HAYES MACARTHUR: I love being on the show because of the people that are involved. So, to go in on a weekly schedule is just really a lot of fun. It's great. I mean, even getting the script and going into the table reads is fun and then all the way through the shooting where you get just a great group of people to be around.
And, as Kyle was saying earlier, all the things, the stories we tell, the bits and the jokes we do all end up finding their way into the show in one way or another. So, just to be working in that environment is great.
KYLE BORNHEIMER: I haven't even actually felt like it was work. I mean, literally, I would come to work to try to see if I could crack up Hayes or crack up Mary Elizabeth Ellis. Hayes is hard to crack up. Hayes doesn't break easily. Dave Walton is easy to make laugh. And Christine Woods I get. Olivia Munn is incredibly easy to make laugh on set.
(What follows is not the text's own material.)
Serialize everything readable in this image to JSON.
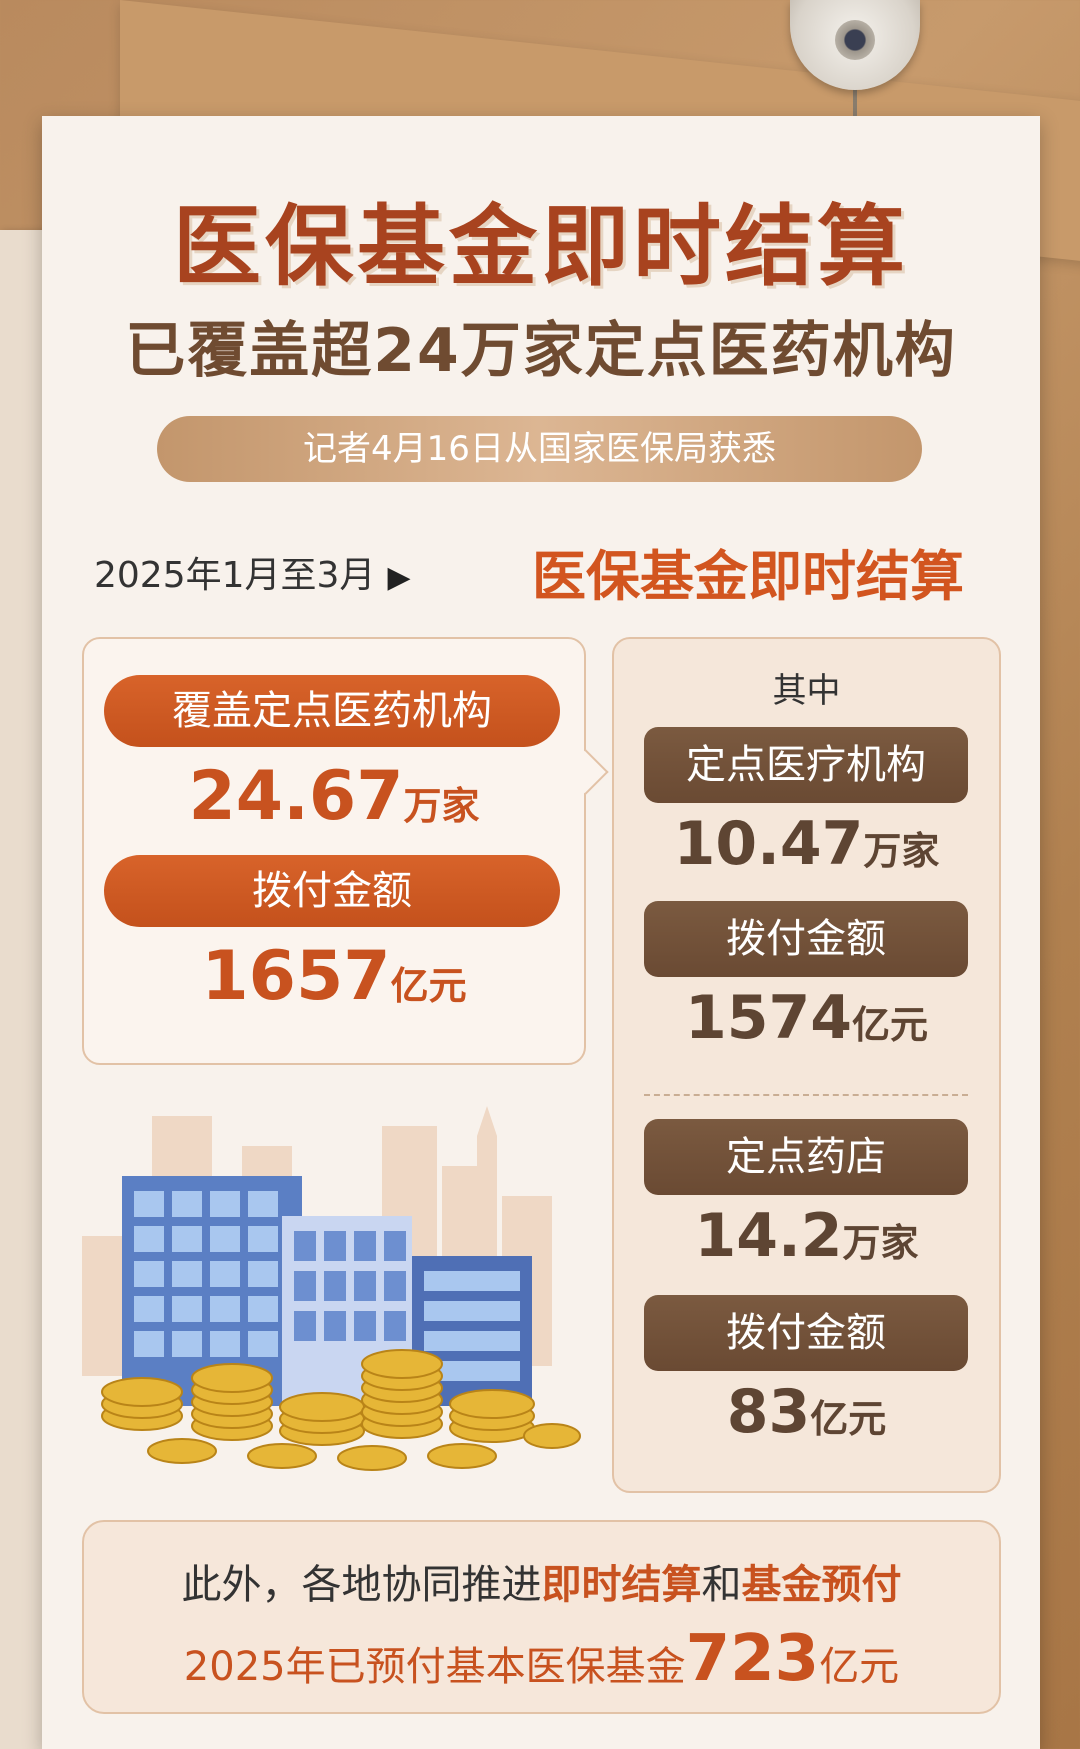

HAYES MACARTHUR: Yeah. Being on a weekly series you see these people so much and you have these genuine interactions with them [whereas] if you're away doing a film, it's a little different because there's these definite end dates to everything. And it's like when camp is over, it's over. [Doing a weekly series is] more like being in school with people.
KYLE BORNHEIMER: You get to see them more than any job. You see them more than you see your family, really. And, [we're] quite in love with the "six people" scene. Anything that the six of us were in, we started calling them sixers. And sometimes we would drink a sixer before doing a sixer.
USTH: Kyle, a television critic said that you were the next Bob Newhart. Did you hear that compliment? What did you think of it, and are you a fan of Bob Newhart?
KYLE BORNHEIMER: I'm a huge fan of Bob Newhart. My parents were big Bob Newhart fans and that show was on – both shows – [the] first one with Suzanne Pleshette, and then the second one set in Vermont in the 80s were both played in our house quite a bit, and my dad would play Bob Newhart's old records for me and his old telephone gags.
I don't know how much consciously got into me. But, my family was good at one thing, [and that] was being entertained. So, we had a lot of movies and TV going on in the house. And Bob Newhart was certainly part of that rotation.
HAYES MACARTHUR: Did they shoot Newhart on our stages too?
KYLE BORNHEIMER: Oh yeah, we are. And Andy, I think, edited on Newhart. But yeah, Bob Newhart - that's a good point. We're shooting on where Bob Newhart shot.
HAYES MACARTHUR: On the CBS Radford stages where they shot the shows.
KYLE BORNHEIMER: It's just awesome to be on hollowed ground.
USTH: Thanks to both Kyle Bornheimer and Hayes MacArthur for taking the time to speak with us today.
Perfect Couples airs Thursday nights at 8:30pm Eastern on NBC.